Ask the professor where the authentication information is!

Example code:

import boto3
import os
from dotenv import load_dotenv

load_dotenv()

s3 = boto3.client(
    "s3",
    aws_access_key_id=os.getenv("AWS_ACCESS_KEY_ID"),
    aws_secret_access_key=os.getenv("AWS_SECRET_ACCESS_KEY"),
)

obj = s3.get_object(
    Bucket=os.getenv("AWS_BUCKET_NAME"),
    Key="welcome.txt",
)

file_content = obj["Body"].read().decode("utf-8")

print(f"File Content:\n{file_content}")

Question 2

As a result, you should see a short text and no Exceptions!!!

Writing Objects

Creating folders

In AWS S3, the concept of a "folder" doesn't exist in the traditional sense as you would find in a file system like on your computer. However, S3 does allow you to organize your objects in a way that mimics a folder structure, and these are often referred to as "folders" for convenience.

Let's create a folder inside the bucket.

Attention!

For better organization, each student should create a folder with their Insper username and make changes only there!

Example code:

import boto3
import os
from dotenv import load_dotenv
from pprint import pprint

load_dotenv()

s3 = boto3.client(
    "s3",
    aws_access_key_id=os.getenv("AWS_ACCESS_KEY_ID"),
    aws_secret_access_key=os.getenv("AWS_SECRET_ACCESS_KEY"),
)

# Create folder - CHANGE "aantonio/" TO YOUR INSPER USERNAME, keep the "/"
res = s3.put_object(
    Bucket=os.getenv("AWS_BUCKET_NAME"),
    Key="aantonio/",
)

print("Answer:")
pprint(res)

Question 3

Using the example code above as reference, create a folder whose name should be your Insper username!

Submit file

Let's upload a file to S3. But first, let's create any text file that will be used in the upload.

Question 4

Create a file hello.txt on your local computer.

Write any text in this file. For example:

Now I own the S3!

Example code for upload:

import boto3
import os
from dotenv import load_dotenv

load_dotenv()

s3 = boto3.client(
    "s3",
    aws_access_key_id=os.getenv("AWS_ACCESS_KEY_ID"),
    aws_secret_access_key=os.getenv("AWS_SECRET_ACCESS_KEY"),
)

s3.upload_file(
    "hello.txt",  # Local Filepath
    os.getenv("AWS_BUCKET_NAME"),  # Bucket name
    "aantonio/hello.txt",  # Key (path on bucket)
)

Question 5

Upload any txt file to your folder inside the bucket.

Question 6

Read the file to check that it is working!

Refactoring

In the previous class (SQL) we made a version of the project that uses a PostgreSQL server as the data source.

Question 7

Do you consider that S3 could serve as a data source for model training/predict?
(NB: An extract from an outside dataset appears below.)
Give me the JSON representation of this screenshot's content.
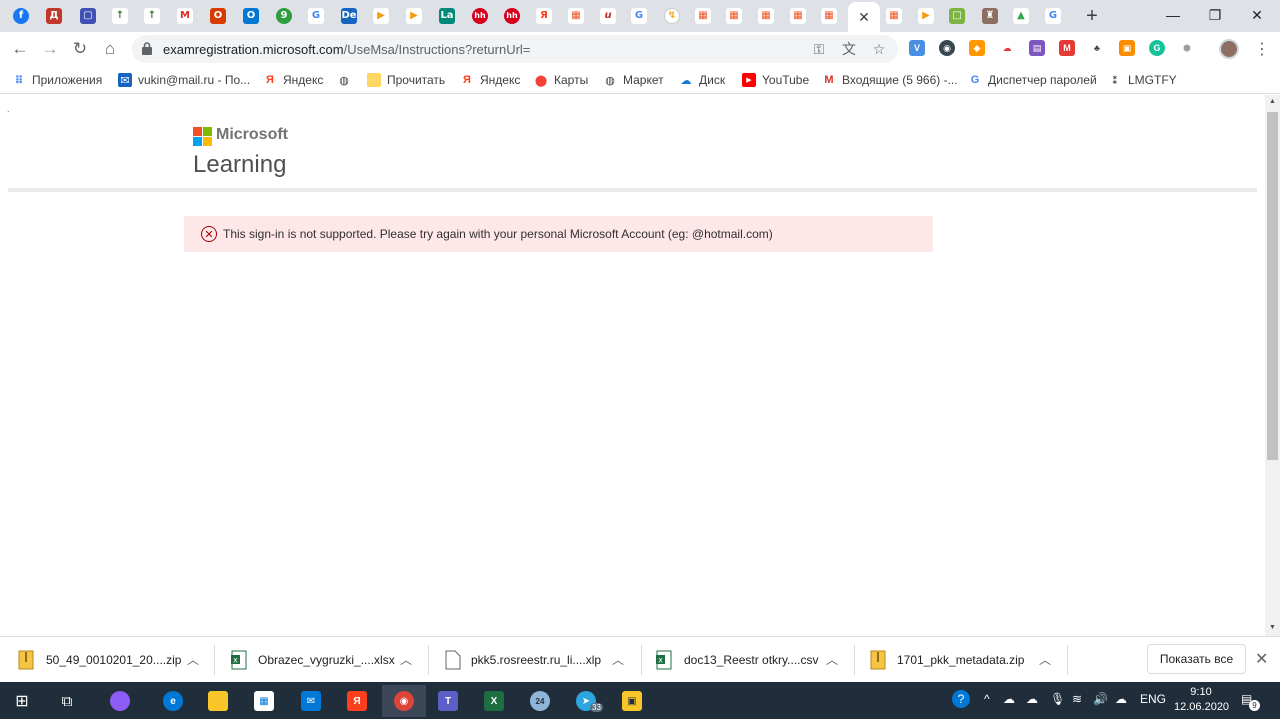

Explain.

Answer

Yes. Raw or pre-processed data, in Parquet or CSV formats for example, could be stored in S3 and retrieved by the model, whether for training or batch predicting.

This choice will also depend on the architecture used by the company and model requirements identified in the planning phase.

But the model pickles were always only stored locally in the models folder.

Question 8

Do you consider that S3 could serve as storage for model pickles? Explain.

Answer

Yes. We can make good use of S3 for storing machine learning model pickles.

We can configure folders and object names for clean organization of model versions and metadata.

When a highly requested model is in production, it will likely use computational resources from several machines. Model training will not necessarily take place in this same environment. With the use of S3 we can manage this in a centralized way, working as a model store.

Question 9

Change one of your previous projects so that the training exports the models' pickle to your Insper user's folder created in S3.

You can use the deployment project we did with FastAPI or any of the batch versions.

Question 10

In the project chosen in the previous step, change it so that the model is fetched from S3.